“I—don’t just know—but I do. You wait here.” She came back a little later, dusty, cobwebby, flushed. “I knew there wasn’t anything there—in the dark more’n the light,” she said. “I know it, and still I just have to make myself not be scared. Whew! It’s hot up there. Lizzie, let’s go in the parlor. I’ve not been in there yet.”
“No,” objected Lizzie. “The little old lady’s in there—or in the room back of it. Them’s her rooms.”
“The little old lady? who is she?” inquired Anne.
“She’s the one I take breakfast and dinner and supper to. She comes here in the summer and she sits in there and rocks and reads.”
“Doesn’t she ever go out?” Anne wanted to know.
“Oh, yes! she walks in the yard or garden every day. You just ain’t happened to see her. We’ve played away from the house so much.”
“What kind of looking lady is she?” asked Anne.
“Oh, she’s just a lady. Ma says she’s mighty hotty. What’s hotty, Anne?” inquired Lizzie.

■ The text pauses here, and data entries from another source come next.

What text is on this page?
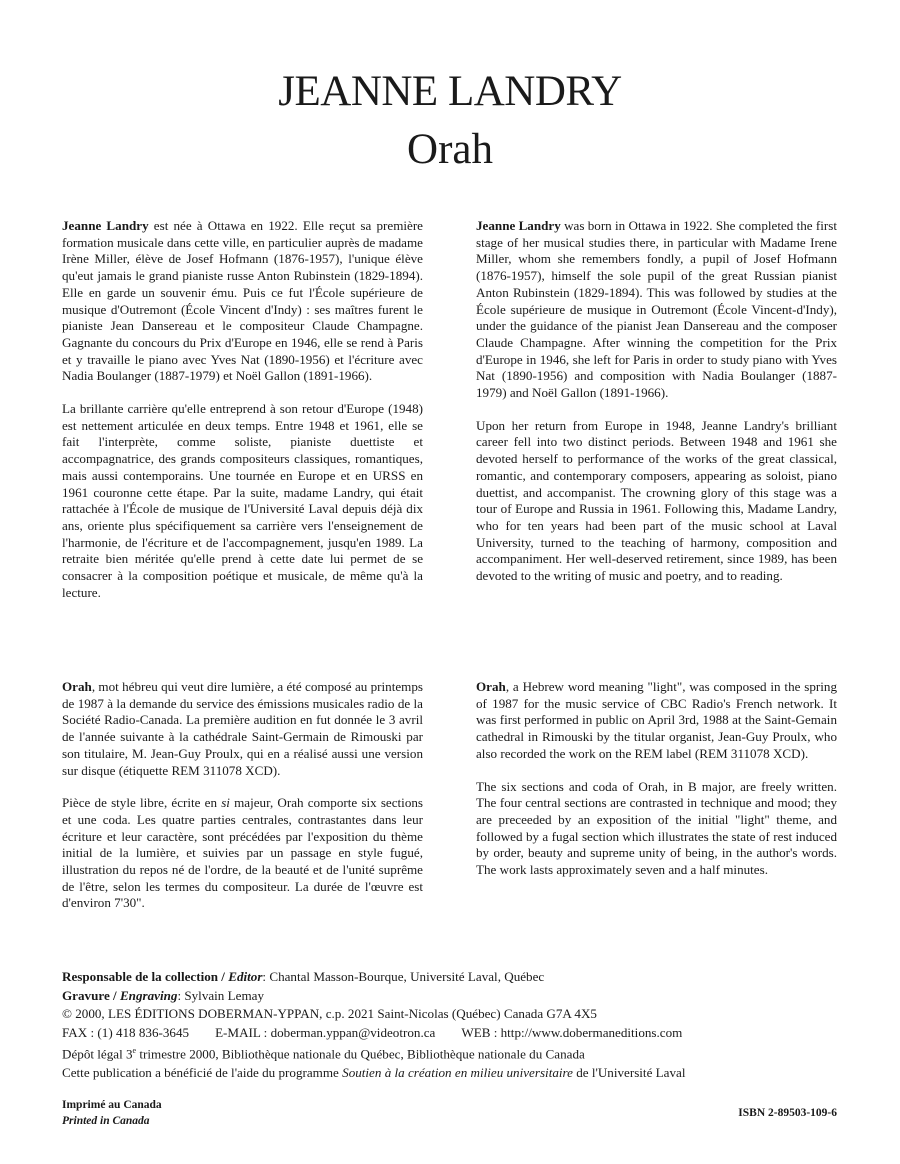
JEANNE LANDRY
Orah

Jeanne Landry est née à Ottawa en 1922. Elle reçut sa première formation musicale dans cette ville, en particulier auprès de madame Irène Miller, élève de Josef Hofmann (1876-1957), l'unique élève qu'eut jamais le grand pianiste russe Anton Rubinstein (1829-1894). Elle en garde un souvenir ému. Puis ce fut l'École supérieure de musique d'Outremont (École Vincent d'Indy) : ses maîtres furent le pianiste Jean Dansereau et le compositeur Claude Champagne. Gagnante du concours du Prix d'Europe en 1946, elle se rend à Paris et y travaille le piano avec Yves Nat (1890-1956) et l'écriture avec Nadia Boulanger (1887-1979) et Noël Gallon (1891-1966).

La brillante carrière qu'elle entreprend à son retour d'Europe (1948) est nettement articulée en deux temps. Entre 1948 et 1961, elle se fait l'interprète, comme soliste, pianiste duettiste et accompagnatrice, des grands compositeurs classiques, romantiques, mais aussi contemporains. Une tournée en Europe et en URSS en 1961 couronne cette étape. Par la suite, madame Landry, qui était rattachée à l'École de musique de l'Université Laval depuis déjà dix ans, oriente plus spécifiquement sa carrière vers l'enseignement de l'harmonie, de l'écriture et de l'accompagnement, jusqu'en 1989. La retraite bien méritée qu'elle prend à cette date lui permet de se consacrer à la composition poétique et musicale, de même qu'à la lecture.

Jeanne Landry was born in Ottawa in 1922. She completed the first stage of her musical studies there, in particular with Madame Irene Miller, whom she remembers fondly, a pupil of Josef Hofmann (1876-1957), himself the sole pupil of the great Russian pianist Anton Rubinstein (1829-1894). This was followed by studies at the École supérieure de musique in Outremont (École Vincent-d'Indy), under the guidance of the pianist Jean Dansereau and the composer Claude Champagne. After winning the competition for the Prix d'Europe in 1946, she left for Paris in order to study piano with Yves Nat (1890-1956) and composition with Nadia Boulanger (1887-1979) and Noël Gallon (1891-1966).

Upon her return from Europe in 1948, Jeanne Landry's brilliant career fell into two distinct periods. Between 1948 and 1961 she devoted herself to performance of the works of the great classical, romantic, and contemporary composers, appearing as soloist, piano duettist, and accompanist. The crowning glory of this stage was a tour of Europe and Russia in 1961. Following this, Madame Landry, who for ten years had been part of the music school at Laval University, turned to the teaching of harmony, composition and accompaniment. Her well-deserved retirement, since 1989, has been devoted to the writing of music and poetry, and to reading.

Orah, mot hébreu qui veut dire lumière, a été composé au printemps de 1987 à la demande du service des émissions musicales radio de la Société Radio-Canada. La première audition en fut donnée le 3 avril de l'année suivante à la cathédrale Saint-Germain de Rimouski par son titulaire, M. Jean-Guy Proulx, qui en a réalisé aussi une version sur disque (étiquette REM 311078 XCD).

Pièce de style libre, écrite en si majeur, Orah comporte six sections et une coda. Les quatre parties centrales, contrastantes dans leur écriture et leur caractère, sont précédées par l'exposition du thème initial de la lumière, et suivies par un passage en style fugué, illustration du repos né de l'ordre, de la beauté et de l'unité suprême de l'être, selon les termes du compositeur. La durée de l'œuvre est d'environ 7'30".

Orah, a Hebrew word meaning "light", was composed in the spring of 1987 for the music service of CBC Radio's French network. It was first performed in public on April 3rd, 1988 at the Saint-Gemain cathedral in Rimouski by the titular organist, Jean-Guy Proulx, who also recorded the work on the REM label (REM 311078 XCD).

The six sections and coda of Orah, in B major, are freely written. The four central sections are contrasted in technique and mood; they are preceeded by an exposition of the initial "light" theme, and followed by a fugal section which illustrates the state of rest induced by order, beauty and supreme unity of being, in the author's words. The work lasts approximately seven and a half minutes.

Responsable de la collection / Editor: Chantal Masson-Bourque, Université Laval, Québec
Gravure / Engraving: Sylvain Lemay
© 2000, LES ÉDITIONS DOBERMAN-YPPAN, c.p. 2021 Saint-Nicolas (Québec) Canada G7A 4X5
FAX : (1) 418 836-3645 E-MAIL : doberman.yppan@videotron.ca WEB : http://www.dobermaneditions.com
Dépôt légal 3e trimestre 2000, Bibliothèque nationale du Québec, Bibliothèque nationale du Canada
Cette publication a bénéficié de l'aide du programme Soutien à la création en milieu universitaire de l'Université Laval
Imprimé au Canada
Printed in Canada
ISBN 2-89503-109-6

Haughty was a new word to Anne. But she hated to say “I don’t know,” and besides words made to her pictures—queer ones sometimes—of their meaning. “It means she warms up quick,” she asserted. “Tell me about her, Lizzie. How does she look?”
“She ain’t so very tall and she’s slim as a bean-pole,” said Lizzie. “Her hair’s gray and her skin is white and wrinkly. And she wears long black dresses. That’s all I know.”
“I want to see her. Let’s sit at the head of the steps and watch for her to come out,” suggested Anne.
They sat there what seemed a long time but as the little old lady did not appear, they finally ran off to play with Honey-Sweet and Nancy Jane.
While they were thus engaged, Mr. Collins came from the mill. He shook his dripping hat, and hung up the stiff yellow rain-coat that he called a ‘slicker.’
“I come by the station, wife,” he announced. “And what you think? Thar’s a gre’t big sign up, ‘Lost child.’”
“Sho! Whose child’s lost?” inquired Mrs. Collins.
“It’s Anne,” was the reply. “The printed paper give her name and age and all. And it tells anybody that’s found her or got news of her to let them ’sylum folks know.”
“As if anybody with a heart in their body would do that!” commented Mrs. Collins. “I bound you let folks know she was here. If you jest had sense enough to keep yo’ mouth shet, Peter Collins! That long tongue of yours goin’ to be the ruin of you yet.”
“I ain’t unparted my lips,” asserted her husband.
“Now ain’t that jest like a man?” Mrs. Collins demanded of the clock. “’Stead of trying to throw folks off the track, saying something like ‘What on earth’s a lost child doing here?’ or ’Nobody’d ’spect a lost child to come to my house!’”
“I wish you’d been thar, Lizbeth,” said her admiring husband. “You’d fixed it up. Well, anyhow, I ain’t said a word, so don’t nobody know nothin’ from me. All she’s got to do is to lay low till this hub-bub’s over.”